There's a big importance placed on CA125 by women affected by ovarian and some womb cancers. It's like a little flashing beacon that gives us an insight into what's going on in our bodies. Or so we think. I am beginning to discover it is more complicated than that.
CA125 is a blood protein that is present in many ovarian and ovarian-type cancer cells in higher concentration than normal cells. But it is also present in many other benign conditions, such as endometriosis. It can rise where there is inflammation. So by itself, a raised CA125 is not a useful cancer diagnostic measure but a possible indicator that cancer might be present.
In women with advanced ovarian-type cancers, levels of CA125 can go up and down as the cancers grow and shrink. So it is often used as a marker - doctors measure the CA125 to see how the levels change over time. But the importance to attach to a given number is unclear.
Back in May my CA125 started to climb and it seemed that the rucaparib was starting to fail.

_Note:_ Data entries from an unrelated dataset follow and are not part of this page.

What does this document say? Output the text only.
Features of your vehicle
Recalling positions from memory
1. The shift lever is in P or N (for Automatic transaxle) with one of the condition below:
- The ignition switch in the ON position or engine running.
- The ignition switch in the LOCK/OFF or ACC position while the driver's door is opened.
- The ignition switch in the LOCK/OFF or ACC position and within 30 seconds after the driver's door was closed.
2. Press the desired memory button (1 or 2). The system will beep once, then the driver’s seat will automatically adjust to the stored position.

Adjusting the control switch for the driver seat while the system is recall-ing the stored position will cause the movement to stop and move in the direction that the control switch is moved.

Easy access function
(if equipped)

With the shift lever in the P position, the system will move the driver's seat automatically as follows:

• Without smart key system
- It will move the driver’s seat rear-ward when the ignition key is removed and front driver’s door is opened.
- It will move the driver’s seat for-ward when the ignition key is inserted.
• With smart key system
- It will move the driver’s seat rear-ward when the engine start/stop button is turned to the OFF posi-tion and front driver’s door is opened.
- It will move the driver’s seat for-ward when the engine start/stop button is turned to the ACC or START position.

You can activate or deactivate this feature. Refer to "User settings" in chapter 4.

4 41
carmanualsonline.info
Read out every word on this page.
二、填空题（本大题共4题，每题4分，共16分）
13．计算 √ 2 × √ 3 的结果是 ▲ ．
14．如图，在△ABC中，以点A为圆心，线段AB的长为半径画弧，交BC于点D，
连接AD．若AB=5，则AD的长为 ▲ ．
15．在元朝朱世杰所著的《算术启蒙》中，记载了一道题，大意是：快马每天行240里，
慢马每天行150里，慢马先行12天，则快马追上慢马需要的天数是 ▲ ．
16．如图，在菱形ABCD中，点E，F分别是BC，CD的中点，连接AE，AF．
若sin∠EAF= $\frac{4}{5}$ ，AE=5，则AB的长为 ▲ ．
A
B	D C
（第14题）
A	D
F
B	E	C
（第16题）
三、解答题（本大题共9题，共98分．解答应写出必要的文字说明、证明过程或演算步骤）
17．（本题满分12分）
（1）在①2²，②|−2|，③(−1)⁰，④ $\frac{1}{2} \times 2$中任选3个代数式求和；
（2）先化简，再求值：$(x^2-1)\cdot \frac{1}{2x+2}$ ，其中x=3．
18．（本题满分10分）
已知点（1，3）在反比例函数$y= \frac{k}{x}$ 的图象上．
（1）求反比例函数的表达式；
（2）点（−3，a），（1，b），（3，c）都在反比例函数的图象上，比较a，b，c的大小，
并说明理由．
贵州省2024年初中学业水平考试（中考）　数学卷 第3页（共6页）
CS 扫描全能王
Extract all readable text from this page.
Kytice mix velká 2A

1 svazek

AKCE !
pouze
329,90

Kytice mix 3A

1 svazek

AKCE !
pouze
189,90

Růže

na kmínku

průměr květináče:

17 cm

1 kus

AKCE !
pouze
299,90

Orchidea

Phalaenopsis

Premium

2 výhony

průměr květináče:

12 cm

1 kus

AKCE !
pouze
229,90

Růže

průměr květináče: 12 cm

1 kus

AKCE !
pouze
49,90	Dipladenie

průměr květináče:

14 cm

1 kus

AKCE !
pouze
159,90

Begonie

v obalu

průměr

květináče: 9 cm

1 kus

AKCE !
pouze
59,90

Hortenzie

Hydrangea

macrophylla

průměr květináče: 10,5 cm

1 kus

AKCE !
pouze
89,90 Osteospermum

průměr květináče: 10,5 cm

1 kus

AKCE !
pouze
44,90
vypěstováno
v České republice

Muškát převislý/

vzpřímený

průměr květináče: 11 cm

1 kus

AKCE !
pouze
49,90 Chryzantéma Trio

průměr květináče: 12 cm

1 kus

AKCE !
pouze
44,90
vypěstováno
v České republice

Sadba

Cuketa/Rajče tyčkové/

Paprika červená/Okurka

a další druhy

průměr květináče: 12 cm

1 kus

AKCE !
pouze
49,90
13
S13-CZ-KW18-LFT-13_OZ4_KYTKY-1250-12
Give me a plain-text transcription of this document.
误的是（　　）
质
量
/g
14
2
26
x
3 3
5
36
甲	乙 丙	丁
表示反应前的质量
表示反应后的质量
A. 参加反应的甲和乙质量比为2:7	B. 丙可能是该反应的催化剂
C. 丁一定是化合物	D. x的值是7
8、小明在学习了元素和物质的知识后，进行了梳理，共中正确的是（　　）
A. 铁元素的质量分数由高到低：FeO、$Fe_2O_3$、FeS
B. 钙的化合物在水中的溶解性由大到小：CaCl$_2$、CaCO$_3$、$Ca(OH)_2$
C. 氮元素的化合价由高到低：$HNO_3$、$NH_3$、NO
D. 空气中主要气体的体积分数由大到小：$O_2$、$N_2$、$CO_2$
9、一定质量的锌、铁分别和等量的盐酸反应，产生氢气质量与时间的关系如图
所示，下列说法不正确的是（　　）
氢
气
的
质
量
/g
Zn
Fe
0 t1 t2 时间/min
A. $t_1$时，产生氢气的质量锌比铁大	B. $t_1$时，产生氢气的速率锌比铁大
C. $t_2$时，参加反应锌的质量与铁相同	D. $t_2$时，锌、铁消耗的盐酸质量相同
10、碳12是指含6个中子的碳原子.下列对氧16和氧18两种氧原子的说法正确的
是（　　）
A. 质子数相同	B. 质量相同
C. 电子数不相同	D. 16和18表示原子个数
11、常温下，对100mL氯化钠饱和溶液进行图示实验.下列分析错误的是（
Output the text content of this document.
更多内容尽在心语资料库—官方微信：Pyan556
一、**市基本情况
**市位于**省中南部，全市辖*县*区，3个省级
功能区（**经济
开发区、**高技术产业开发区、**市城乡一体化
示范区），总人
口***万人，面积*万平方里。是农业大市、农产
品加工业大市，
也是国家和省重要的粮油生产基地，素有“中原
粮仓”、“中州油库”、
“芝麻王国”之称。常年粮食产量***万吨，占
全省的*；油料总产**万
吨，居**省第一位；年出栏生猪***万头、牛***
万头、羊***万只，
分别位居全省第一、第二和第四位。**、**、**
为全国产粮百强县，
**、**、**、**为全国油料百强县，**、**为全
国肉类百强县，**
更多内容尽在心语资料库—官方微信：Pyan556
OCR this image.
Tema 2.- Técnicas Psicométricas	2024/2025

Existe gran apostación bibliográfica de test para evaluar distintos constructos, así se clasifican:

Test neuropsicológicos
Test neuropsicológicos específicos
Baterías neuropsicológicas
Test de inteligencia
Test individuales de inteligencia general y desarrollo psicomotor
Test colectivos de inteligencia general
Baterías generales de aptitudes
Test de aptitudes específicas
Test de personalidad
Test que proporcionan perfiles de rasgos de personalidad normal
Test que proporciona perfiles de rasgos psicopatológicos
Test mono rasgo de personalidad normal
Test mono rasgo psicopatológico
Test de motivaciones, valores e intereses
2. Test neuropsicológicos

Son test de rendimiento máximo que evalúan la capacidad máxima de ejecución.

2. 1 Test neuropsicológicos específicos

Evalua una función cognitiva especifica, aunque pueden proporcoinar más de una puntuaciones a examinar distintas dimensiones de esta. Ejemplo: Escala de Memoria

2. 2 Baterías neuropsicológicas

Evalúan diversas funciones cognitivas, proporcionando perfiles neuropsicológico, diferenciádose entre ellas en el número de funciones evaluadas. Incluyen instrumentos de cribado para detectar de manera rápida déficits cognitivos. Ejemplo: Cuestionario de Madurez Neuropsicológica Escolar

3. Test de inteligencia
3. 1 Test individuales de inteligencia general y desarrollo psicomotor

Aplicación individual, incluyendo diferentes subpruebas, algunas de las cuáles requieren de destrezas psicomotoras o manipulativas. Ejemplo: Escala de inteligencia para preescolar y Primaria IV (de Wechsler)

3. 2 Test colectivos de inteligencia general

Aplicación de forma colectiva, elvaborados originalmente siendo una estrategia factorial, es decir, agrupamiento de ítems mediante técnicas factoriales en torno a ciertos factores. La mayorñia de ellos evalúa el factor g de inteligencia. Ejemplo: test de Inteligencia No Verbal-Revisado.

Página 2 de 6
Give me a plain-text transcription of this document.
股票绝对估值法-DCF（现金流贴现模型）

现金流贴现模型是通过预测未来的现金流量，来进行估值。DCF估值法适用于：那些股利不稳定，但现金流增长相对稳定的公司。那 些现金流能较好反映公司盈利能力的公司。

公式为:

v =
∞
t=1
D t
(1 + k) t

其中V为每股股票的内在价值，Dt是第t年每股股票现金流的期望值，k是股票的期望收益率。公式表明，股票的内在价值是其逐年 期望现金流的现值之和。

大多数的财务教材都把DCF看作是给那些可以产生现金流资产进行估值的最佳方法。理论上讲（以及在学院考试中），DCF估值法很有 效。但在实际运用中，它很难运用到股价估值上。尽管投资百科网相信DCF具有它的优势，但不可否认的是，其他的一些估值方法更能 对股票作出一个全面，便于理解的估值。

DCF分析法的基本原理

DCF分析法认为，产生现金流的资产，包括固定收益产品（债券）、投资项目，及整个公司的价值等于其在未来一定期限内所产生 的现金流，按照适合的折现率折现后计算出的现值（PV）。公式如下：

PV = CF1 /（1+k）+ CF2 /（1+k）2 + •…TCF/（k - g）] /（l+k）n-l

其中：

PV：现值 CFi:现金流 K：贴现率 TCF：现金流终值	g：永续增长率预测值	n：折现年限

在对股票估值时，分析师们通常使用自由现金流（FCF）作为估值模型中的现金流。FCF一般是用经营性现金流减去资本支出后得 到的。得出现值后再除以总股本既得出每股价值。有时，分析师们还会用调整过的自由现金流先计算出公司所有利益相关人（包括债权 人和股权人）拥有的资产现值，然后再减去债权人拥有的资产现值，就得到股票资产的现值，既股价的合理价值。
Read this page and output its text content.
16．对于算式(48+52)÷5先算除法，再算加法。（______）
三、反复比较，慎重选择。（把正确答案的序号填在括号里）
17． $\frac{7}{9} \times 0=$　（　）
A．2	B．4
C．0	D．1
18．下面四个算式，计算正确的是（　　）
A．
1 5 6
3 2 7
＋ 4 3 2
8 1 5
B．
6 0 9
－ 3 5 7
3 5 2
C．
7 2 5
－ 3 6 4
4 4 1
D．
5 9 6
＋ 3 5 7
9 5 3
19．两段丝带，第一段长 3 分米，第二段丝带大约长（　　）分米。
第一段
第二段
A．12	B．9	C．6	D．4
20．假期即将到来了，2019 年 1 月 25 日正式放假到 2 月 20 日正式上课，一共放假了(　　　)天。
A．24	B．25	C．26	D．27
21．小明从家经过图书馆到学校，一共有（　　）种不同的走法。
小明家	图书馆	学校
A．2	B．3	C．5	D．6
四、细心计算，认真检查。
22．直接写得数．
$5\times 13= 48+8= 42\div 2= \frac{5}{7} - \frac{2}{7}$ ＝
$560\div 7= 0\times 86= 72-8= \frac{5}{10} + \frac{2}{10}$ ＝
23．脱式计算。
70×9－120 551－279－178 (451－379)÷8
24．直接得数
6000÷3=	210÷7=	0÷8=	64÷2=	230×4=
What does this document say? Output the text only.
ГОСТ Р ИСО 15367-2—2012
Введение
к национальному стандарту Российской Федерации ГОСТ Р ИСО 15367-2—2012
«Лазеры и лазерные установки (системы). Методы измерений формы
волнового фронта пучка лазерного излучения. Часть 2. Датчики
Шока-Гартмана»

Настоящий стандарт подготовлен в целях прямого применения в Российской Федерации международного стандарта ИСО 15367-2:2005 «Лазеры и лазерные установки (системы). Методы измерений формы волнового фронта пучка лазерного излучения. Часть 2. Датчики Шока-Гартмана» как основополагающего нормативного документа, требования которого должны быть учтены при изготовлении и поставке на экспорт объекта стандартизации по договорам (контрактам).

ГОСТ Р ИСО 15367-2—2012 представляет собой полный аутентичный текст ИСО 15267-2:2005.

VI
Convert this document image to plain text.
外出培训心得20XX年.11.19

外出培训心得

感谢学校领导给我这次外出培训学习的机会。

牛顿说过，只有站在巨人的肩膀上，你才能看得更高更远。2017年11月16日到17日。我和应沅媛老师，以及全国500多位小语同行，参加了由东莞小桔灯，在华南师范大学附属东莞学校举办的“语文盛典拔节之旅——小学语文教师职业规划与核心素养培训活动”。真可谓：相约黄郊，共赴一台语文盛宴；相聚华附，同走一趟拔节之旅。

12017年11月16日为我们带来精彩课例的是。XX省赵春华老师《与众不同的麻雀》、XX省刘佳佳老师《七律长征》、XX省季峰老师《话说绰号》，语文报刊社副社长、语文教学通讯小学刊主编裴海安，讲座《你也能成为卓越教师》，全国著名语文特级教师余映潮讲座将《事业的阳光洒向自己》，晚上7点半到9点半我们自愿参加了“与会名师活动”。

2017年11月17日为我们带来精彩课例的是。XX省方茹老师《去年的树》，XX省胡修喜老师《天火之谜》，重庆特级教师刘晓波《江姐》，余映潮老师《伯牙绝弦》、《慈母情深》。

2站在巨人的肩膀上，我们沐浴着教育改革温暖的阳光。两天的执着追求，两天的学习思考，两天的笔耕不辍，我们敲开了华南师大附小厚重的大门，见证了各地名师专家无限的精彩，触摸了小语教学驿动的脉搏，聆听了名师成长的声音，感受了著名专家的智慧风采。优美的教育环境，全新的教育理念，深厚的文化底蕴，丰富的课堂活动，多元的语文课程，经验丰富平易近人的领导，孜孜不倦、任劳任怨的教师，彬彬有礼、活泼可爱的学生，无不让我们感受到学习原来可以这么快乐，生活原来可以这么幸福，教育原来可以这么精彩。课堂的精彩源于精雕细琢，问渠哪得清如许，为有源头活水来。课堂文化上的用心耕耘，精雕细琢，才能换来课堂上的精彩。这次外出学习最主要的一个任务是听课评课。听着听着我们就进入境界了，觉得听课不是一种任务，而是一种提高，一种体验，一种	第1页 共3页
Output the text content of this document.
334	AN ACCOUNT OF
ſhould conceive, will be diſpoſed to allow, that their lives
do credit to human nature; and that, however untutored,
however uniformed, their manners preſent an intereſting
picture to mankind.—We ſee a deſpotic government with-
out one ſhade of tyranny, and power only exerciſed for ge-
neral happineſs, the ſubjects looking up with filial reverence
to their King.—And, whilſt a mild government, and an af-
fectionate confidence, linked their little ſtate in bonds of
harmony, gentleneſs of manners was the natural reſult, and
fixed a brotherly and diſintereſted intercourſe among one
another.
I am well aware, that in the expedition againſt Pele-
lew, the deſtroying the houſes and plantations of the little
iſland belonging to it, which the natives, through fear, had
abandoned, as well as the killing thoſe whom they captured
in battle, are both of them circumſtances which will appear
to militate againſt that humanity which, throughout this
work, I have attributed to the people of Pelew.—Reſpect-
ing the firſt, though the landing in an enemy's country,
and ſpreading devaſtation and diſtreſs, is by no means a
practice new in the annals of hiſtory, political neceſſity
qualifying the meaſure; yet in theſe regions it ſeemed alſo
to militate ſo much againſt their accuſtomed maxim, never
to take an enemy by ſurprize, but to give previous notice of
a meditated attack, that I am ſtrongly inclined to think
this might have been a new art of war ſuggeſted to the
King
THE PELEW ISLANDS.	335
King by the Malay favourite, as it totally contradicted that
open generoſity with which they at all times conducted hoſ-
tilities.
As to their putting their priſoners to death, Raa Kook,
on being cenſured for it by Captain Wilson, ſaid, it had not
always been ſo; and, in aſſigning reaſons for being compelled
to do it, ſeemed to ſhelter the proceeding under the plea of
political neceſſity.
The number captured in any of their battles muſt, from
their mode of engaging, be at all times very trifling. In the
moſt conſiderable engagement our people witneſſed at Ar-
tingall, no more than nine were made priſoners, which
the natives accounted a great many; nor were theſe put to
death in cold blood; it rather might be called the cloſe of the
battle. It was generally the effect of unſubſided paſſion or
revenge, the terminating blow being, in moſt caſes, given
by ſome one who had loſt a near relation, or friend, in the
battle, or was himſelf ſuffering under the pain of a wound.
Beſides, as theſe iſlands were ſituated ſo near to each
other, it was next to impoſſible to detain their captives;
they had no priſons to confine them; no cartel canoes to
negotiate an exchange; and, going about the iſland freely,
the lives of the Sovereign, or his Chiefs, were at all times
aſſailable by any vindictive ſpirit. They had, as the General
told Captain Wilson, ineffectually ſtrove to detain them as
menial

My initial thought was that the cancer had started to grow again and my time on the drug would be limited. My consultant agreed as much and raised my dose to see if that would knock it on the head. But the CA125 continued to go up and she warned me at the start of the summer that she reckoned I had two, maybe three months left on rucaparib. It was, if I am honest, a blow as I had pinned so much hope on getting a larger window.
In August, I had a scan. Both Dr K and I were expecting to see tumour growth compared to the previous scan in April (Or was it February? These dates get mixed up sometimes). But no. The tumours had continued to shrink. Happy days! Dr K explained that a tiny number of drug-resistant cells can cause a rise in CA125 and drew me a U-shaped curve of tumour growth against time. The scans had likely captured images either side of the base of that U (when the tours were at their smallest). It was an elegant exercise in managing expectations. But for the meantime, another two months on the Rucaparib. OK, with the higher dose the fatigue and nausea have been fairly grim but there's "no free ride with cancer" as someone wiser than me has said.
I saw my docs again yesterday. The CA125 continues to go up but it's a steady increase rather than a massive jump with an added 20 points each month (its now 135 compared to a low of 22 in April). The registrar I saw yesterday was not overly concerned by this, saying a slowly rising CA125 does not tell them too much. It's too soon for a scan, he reckoned, as we'd not likely see enough change to measure. So another two months and back in December with a plan to to another scan.
Now. This is all good news, in the scheme of things. My doctors are very reassuring about the importance they attach to CA125. The message I have received is that it is the least important of three measures. Most important is how I feel, second is what the scan shows and CA125 comes third. But there are a couple of glitches.
First, I appear to have fallen down a black hole into the slough of despond. It is hard managing the uncertainty and living with the side effects which limit my energy and capacity to do things I want to do. I am now paying attention to this.
Second, what I am hearing about CA125 is very different to what other women are hearing. I've chosen to cling to what my doctors have said and believe them. But I am in touch with other women with a similar pattern of rising CA125 while on a PARPi to me and whose doctors are giving "very worried" messages. They are in a panic as a result. That does not seem to me be very helpful.